2017/01/24 13:52:59 [ERR] agent: failed to sync remote state: No cluster leader
2017/01/24 13:52:59 [INFO] agent: (LAN) joining: [consul-1.example-private.com consul-2.example-private.com consul-3.example-private.com]
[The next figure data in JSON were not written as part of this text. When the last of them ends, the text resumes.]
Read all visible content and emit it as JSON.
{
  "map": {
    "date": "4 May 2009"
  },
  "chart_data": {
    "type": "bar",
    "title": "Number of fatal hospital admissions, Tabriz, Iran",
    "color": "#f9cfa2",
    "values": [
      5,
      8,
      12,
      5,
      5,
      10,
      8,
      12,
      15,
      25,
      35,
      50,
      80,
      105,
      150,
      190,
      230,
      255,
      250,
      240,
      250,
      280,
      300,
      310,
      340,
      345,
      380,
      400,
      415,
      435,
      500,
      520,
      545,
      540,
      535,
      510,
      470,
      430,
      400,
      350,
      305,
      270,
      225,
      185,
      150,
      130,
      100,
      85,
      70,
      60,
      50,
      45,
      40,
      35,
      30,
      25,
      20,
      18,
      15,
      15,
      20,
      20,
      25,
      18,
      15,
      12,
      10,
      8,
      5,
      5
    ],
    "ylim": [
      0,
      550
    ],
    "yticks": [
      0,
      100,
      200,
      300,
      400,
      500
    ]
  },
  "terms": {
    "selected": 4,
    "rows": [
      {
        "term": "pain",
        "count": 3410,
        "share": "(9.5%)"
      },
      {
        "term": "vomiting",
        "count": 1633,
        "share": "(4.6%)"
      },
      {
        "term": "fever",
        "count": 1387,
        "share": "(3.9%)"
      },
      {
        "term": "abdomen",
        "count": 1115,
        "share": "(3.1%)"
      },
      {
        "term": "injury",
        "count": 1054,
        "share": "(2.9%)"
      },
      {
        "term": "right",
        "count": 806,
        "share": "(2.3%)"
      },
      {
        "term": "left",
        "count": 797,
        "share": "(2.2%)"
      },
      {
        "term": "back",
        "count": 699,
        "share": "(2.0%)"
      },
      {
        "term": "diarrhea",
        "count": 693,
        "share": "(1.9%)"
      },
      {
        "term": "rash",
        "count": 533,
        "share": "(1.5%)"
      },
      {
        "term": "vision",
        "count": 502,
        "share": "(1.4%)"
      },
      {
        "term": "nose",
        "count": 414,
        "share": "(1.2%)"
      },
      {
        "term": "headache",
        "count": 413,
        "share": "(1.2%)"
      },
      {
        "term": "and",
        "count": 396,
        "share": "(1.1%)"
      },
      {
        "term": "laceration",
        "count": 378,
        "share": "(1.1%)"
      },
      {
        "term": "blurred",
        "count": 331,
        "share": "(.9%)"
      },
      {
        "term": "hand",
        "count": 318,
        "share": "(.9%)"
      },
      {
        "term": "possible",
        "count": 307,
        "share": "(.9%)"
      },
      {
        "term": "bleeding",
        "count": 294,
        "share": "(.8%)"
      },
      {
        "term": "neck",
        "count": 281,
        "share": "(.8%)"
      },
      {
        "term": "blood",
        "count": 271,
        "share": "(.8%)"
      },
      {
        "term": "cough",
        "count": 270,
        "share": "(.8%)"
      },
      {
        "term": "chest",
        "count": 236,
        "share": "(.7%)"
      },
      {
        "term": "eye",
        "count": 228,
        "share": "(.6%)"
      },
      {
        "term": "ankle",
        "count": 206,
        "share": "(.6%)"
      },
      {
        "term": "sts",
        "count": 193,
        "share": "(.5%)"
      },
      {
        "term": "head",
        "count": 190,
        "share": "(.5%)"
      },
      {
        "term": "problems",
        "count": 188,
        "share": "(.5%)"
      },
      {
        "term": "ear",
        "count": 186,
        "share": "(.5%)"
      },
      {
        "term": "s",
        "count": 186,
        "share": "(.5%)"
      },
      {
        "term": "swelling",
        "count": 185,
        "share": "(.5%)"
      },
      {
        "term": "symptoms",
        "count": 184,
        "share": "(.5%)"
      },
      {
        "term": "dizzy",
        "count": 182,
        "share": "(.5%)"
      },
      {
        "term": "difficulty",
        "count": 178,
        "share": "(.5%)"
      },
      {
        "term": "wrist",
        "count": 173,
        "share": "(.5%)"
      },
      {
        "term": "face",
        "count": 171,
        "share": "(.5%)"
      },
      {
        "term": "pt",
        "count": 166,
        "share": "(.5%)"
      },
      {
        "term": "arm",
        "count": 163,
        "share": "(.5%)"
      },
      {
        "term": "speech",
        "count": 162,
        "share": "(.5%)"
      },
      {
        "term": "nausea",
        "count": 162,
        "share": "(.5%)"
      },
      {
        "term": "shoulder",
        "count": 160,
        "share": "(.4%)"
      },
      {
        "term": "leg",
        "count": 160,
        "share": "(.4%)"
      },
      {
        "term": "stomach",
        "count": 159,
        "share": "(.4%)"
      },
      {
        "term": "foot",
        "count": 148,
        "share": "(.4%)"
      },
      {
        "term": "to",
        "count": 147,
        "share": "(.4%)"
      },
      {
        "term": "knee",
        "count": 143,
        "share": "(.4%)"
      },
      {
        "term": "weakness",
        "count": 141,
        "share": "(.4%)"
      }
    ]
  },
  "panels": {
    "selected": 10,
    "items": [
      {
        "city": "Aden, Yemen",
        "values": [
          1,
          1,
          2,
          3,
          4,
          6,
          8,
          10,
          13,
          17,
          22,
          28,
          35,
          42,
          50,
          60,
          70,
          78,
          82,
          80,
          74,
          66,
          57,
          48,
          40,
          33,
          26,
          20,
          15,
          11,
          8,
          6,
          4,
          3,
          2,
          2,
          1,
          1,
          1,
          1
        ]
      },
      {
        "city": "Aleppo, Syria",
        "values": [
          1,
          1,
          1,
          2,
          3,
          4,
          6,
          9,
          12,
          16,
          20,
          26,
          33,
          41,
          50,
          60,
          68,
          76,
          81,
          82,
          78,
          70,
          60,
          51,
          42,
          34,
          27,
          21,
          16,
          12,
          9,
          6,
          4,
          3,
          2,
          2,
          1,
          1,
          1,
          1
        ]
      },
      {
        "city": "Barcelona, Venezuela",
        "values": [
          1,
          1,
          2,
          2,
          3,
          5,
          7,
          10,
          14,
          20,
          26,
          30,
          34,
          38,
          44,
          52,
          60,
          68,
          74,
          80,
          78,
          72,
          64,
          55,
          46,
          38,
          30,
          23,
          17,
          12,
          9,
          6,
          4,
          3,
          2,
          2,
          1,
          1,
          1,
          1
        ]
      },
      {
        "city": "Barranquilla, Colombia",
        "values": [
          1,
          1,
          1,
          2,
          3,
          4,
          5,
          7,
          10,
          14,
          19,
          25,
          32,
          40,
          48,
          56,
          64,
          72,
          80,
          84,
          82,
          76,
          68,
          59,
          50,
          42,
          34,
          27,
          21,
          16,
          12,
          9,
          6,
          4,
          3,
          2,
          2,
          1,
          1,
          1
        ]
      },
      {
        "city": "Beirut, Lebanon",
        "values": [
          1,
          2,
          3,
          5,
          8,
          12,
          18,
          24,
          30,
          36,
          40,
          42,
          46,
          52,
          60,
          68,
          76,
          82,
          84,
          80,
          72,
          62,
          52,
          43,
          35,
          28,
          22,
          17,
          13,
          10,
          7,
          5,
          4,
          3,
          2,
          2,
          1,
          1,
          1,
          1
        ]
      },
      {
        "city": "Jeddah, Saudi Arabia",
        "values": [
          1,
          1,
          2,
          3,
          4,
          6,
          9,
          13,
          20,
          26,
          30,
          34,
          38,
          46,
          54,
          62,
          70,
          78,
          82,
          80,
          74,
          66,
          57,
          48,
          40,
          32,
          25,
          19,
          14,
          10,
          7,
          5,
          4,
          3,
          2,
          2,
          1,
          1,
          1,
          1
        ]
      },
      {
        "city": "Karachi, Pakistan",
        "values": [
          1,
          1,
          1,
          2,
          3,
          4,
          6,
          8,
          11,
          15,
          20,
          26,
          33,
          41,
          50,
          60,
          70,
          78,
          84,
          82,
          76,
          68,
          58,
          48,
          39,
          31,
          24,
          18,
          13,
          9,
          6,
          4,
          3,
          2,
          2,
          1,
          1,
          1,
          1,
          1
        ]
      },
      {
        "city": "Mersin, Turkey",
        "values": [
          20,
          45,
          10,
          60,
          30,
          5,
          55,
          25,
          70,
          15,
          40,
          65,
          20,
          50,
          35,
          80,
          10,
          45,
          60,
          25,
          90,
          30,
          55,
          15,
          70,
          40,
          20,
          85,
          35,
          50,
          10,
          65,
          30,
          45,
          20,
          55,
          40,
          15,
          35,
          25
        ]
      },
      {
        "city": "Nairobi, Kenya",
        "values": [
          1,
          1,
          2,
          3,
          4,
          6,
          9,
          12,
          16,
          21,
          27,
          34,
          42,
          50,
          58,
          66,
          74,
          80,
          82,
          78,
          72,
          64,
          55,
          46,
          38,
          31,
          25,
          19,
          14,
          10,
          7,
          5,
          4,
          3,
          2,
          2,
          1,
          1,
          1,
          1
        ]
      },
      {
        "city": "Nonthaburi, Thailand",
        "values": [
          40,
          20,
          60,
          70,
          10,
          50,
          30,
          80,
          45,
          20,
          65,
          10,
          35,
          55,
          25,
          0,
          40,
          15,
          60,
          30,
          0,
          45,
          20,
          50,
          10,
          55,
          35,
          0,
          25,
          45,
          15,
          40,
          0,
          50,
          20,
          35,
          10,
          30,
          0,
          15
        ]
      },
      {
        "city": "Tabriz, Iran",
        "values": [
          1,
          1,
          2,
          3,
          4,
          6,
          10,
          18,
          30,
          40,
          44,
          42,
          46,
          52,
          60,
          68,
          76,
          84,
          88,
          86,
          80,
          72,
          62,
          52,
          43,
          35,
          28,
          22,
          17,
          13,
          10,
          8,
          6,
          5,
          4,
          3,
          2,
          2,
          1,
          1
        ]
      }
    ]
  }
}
2017/01/24 13:52:59 [INFO] agent: (LAN) joined: 3 Err: <nil>
2017/01/24 13:52:59 [INFO] agent: Join completed. Synced with 3 initial agents
2017/01/24 13:53:01 [WARN] raft: Heartbeat timeout reached, starting election
2017/01/24 13:53:01 [INFO] raft: Node at 10.10.2.49:8300 [Candidate] entering Candidate state
2017/01/24 13:53:01 [INFO] raft: Election won. Tally: 3
2017/01/24 13:53:01 [INFO] raft: Node at 10.10.2.49:8300 [Leader] entering Leader state
2017/01/24 13:53:01 [INFO] consul: cluster leadership acquired
2017/01/24 13:53:01 [INFO] consul: New leader elected: ip-10-10-2-49
2017/01/24 13:53:01 [INFO] raft: pipelining replication to peer 10.10.3.84:8300
2017/01/24 13:53:01 [INFO] raft: pipelining replication to peer 10.10.1.10:8300
2017/01/24 13:53:01 [WARN] raft: Failed to contact 10.10.1.23:8300 in 501.633573ms
2017/01/24 13:53:02 [INFO] agent: Synced node info
2017/01/24 13:53:02 [WARN] raft: Failed to contact 10.10.1.23:8300 in 961.388392ms
2017/01/24 13:53:02 [WARN] raft: Failed to contact 10.10.1.23:8300 in 1.42262185s
2017/01/24 13:53:11 [ERR] raft: Failed to make RequestVote RPC to 10.10.1.23:8300: dial tcp 10.10.1.23:8300: i/o timeout
2017/01/24 13:53:11 [ERR] raft: Failed to AppendEntries to 10.10.1.23:8300: dial tcp 10.10.1.23:8300: i/o timeout
2017/01/24 13:53:11 [ERR] raft: Failed to heartbeat to 10.10.1.23:8300: dial tcp 10.10.1.23:8300: i/o timeout
I tried to remove the entry of dead node 10.10.1.23
from peers.json and started it all again but it keeps looking for same dead node. Can someone guide me how to kick out the dead node. I tried all the basic commands outlined in consul document to kick this particular node out however after the restart of service it starts appearing in logs.